- cross-posted to:
- pcgaming@lemmy.ca
- cross-posted to:
- pcgaming@lemmy.ca
I’m genuinely shocked how much Epic poured into the store and it still lacks so much basic features. Sorting games is still extremely barebones, store is filled with NFT/crypto garbage, the store still looks like a college student’s first front-end project, and last time I used the launcher to pick up free games (last year), it was still slow as hell. What were they doing in the past 5 years aside from dropping millions on exclusivity deals?
Epic is going to have to prioritize the store and try some new initiatives while also doubling down on earning pivotal exclusives if it is going to have a chance. I also hope other viable competitors arrive.
Are you serious? Obviously people don’t care about achievements on a platform that has almost no community-related functionality.
What has community got to do with achievements? My Steam profile is entirely private, the achievements are for me.
My profile is also not public but it’s visible to friends. Also I can make it public when I want.
There are also achievement statistics.
Fair, but my point is that plenty of people care about achievements without any community integration
Well did it help Epic when they added achievements? Guess not much. Either they never marketed this feature enough or most spending users never cared about achievements on Epic.
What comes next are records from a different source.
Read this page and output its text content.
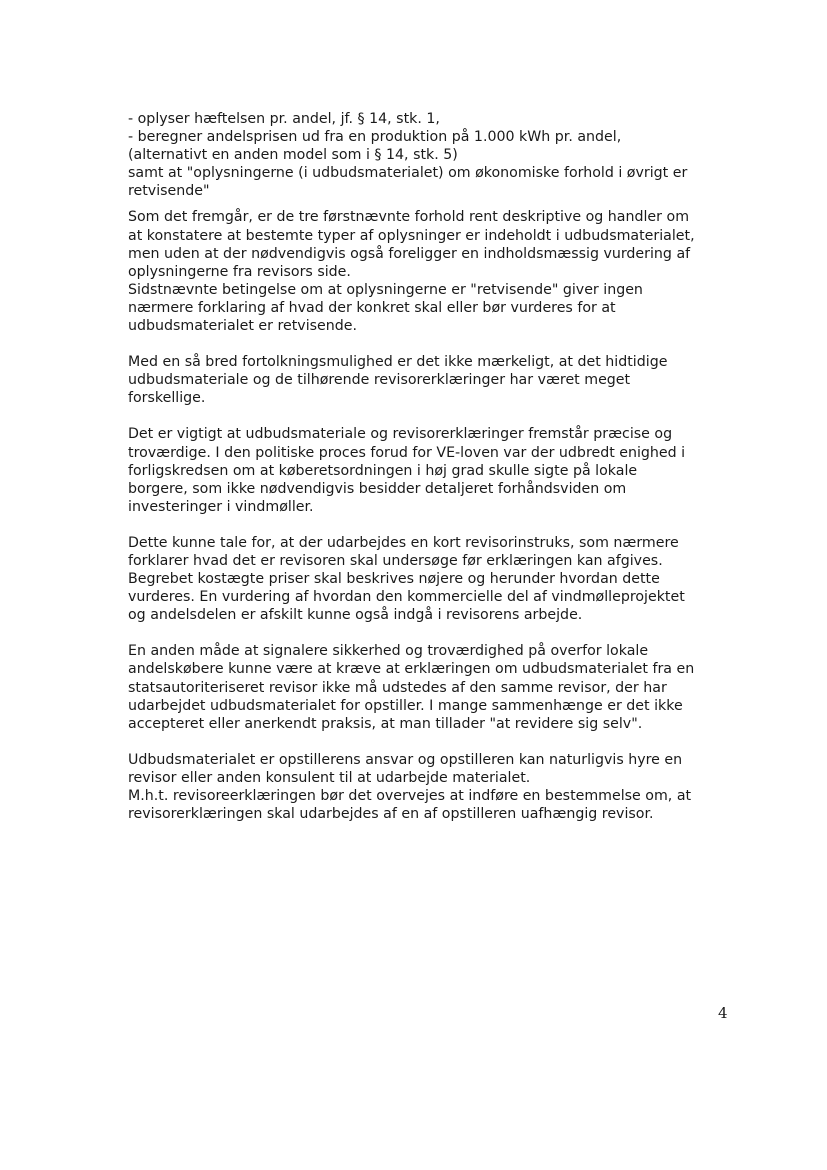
- oplyser hæftelsen pr. andel, jf. § 14, stk. 1,
- beregner andelsprisen ud fra en produktion på 1.000 kWh pr. andel,
(alternativt en anden model som i § 14, stk. 5)
samt at "oplysningerne (i udbudsmaterialet) om økonomiske forhold i øvrigt er
retvisende"
Som det fremgår, er de tre førstnævnte forhold rent deskriptive og handler om
at konstatere at bestemte typer af oplysninger er indeholdt i udbudsmaterialet,
men uden at der nødvendigvis også foreligger en indholdsmæssig vurdering af
oplysningerne fra revisors side.
Sidstnævnte betingelse om at oplysningerne er "retvisende" giver ingen
nærmere forklaring af hvad der konkret skal eller bør vurderes for at
udbudsmaterialet er retvisende.
Med en så bred fortolkningsmulighed er det ikke mærkeligt, at det hidtidige
udbudsmateriale og de tilhørende revisorerklæringer har været meget
forskellige.
Det er vigtigt at udbudsmateriale og revisorerklæringer fremstår præcise og
troværdige. I den politiske proces forud for VE-loven var der udbredt enighed i
forligskredsen om at køberetsordningen i høj grad skulle sigte på lokale
borgere, som ikke nødvendigvis besidder detaljeret forhåndsviden om
investeringer i vindmøller.
Dette kunne tale for, at der udarbejdes en kort revisorinstruks, som nærmere
forklarer hvad det er revisoren skal undersøge før erklæringen kan afgives.
Begrebet kostægte priser skal beskrives nøjere og herunder hvordan dette
vurderes. En vurdering af hvordan den kommercielle del af vindmølleprojektet
og andelsdelen er afskilt kunne også indgå i revisorens arbejde.
En anden måde at signalere sikkerhed og troværdighed på overfor lokale
andelskøbere kunne være at kræve at erklæringen om udbudsmaterialet fra en
statsautoriteriseret revisor ikke må udstedes af den samme revisor, der har
udarbejdet udbudsmaterialet for opstiller. I mange sammenhænge er det ikke
accepteret eller anerkendt praksis, at man tillader "at revidere sig selv".
Udbudsmaterialet er opstillerens ansvar og opstilleren kan naturligvis hyre en
revisor eller anden konsulent til at udarbejde materialet.
M.h.t. revisoreerklæringen bør det overvejes at indføre en bestemmelse om, at
revisorerklæringen skal udarbejdes af en af opstilleren uafhængig revisor.
4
The person I was replying to said there’s no achievements on EGS, I showed them the proof that achievements are supported and they’re now mandatory.
I don’t care at all about community shit on Steam and consider all of it to be bloat, I still love the challenge from achievements.
I see. Still, I can see that for many people achievements with no value are no better than their absence. Platform provides value, and for now only steam provides a lot of it with almost each purchase.
I’m willing to bet all I own that most Steam users don’t care about their profile or people seeing the achievements they got but they still care about achievements as a form of optional challenges they wouldn’t have thought about otherwise.
If you mean just the percentage of users I might agree. But those people don’t really correlate with the users who provide most of the profit of the platform.
Pretty sure you underestimate what the average gamers spend, you’re in a bubble if you use the social features and it makes it seem like most people do, Steam has 132m monthly active users.